What’s more, events early in our life can affect our attitudes to equities years later. Ulirike Malmendier and Stefan Nagel show that people who grow up in a recession hold fewer equities later in life than those who grew up in better times. Henrik Cronqvist and colleagues show that people who grew up in poor homes or who entered the labour market in a downturn are less likely to hold growth stocks years later even if they are just as well-off as those who enjoyed better starts in life. And Alessandro Bucciol and Luca Zarri show that parents who suffered the death of a child become more cautious investors.
These scarring effects might well be shaping the economy today. It’s likely that memories of the 2008-09 recession are depressing investment plans and wage demands now. Of course, there might well be rational reasons for these to be weak, but what happened nine years ago is not one of them.
All this tells us that worries at one stage of our life – will my parents be able to pay the rent? Will I get a job? – shape our attitude to the economy years later, even though they tell us nothing about economic prospects. In this way, we can be nervous and jumpy even if logic and facts don’t justify us being so. As Jason Isbell sings: “Anxiety, how do you always get the best of me? I’m out here living in a fantasy and I can’t enjoy a goddam thing.”
The converse is also true: good times cause us to ignore risks. Hyman Minsky argued that stability is inherently destabilising because it leads to overconfidence and excessive risk-taking and hence to a financial crisis.
The tiny minority of investors who can rein in their emotions can’t eliminate these mispricings, because there’s a risk they will get worse: nervous markets can become more nervous, and complacent ones more complacent.
Anxieties are not something we can put in a box and keep in their proper place. Instead, they slop around and discolour other things. This makes me suspect that worries about North Korea are not confined to North Korea, but have instead altered our view of the world economy.

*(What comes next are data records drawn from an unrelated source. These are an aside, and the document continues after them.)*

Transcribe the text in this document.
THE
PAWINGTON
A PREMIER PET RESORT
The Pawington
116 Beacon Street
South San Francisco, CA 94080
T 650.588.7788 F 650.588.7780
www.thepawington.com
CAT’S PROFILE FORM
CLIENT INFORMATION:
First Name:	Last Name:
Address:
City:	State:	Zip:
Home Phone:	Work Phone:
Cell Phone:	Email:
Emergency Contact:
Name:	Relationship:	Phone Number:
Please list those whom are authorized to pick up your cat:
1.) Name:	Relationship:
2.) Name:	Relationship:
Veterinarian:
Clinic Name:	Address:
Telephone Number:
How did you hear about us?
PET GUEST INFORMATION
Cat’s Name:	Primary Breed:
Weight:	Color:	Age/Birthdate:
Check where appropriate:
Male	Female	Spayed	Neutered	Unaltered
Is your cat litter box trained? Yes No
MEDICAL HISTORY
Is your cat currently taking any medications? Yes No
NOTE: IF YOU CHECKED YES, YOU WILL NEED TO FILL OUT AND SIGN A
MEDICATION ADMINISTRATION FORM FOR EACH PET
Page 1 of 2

One reason for this is that they have shifted our attention. They have distracted us from a reason to be cheerful – the world economy is enjoying non-inflationary growth – to a reason for concern: President Trump’s shortcomings. The half-full glass has become a half-empty one.
All this is not merely a story about a few days of stock market gyrations which – we all hope – will soon be resolved. It’s a wider one. Our attitudes to risk are not based merely upon an objective assessment of the circumstances. They are instead shaped by history, emotion and sometimes irrelevant facts.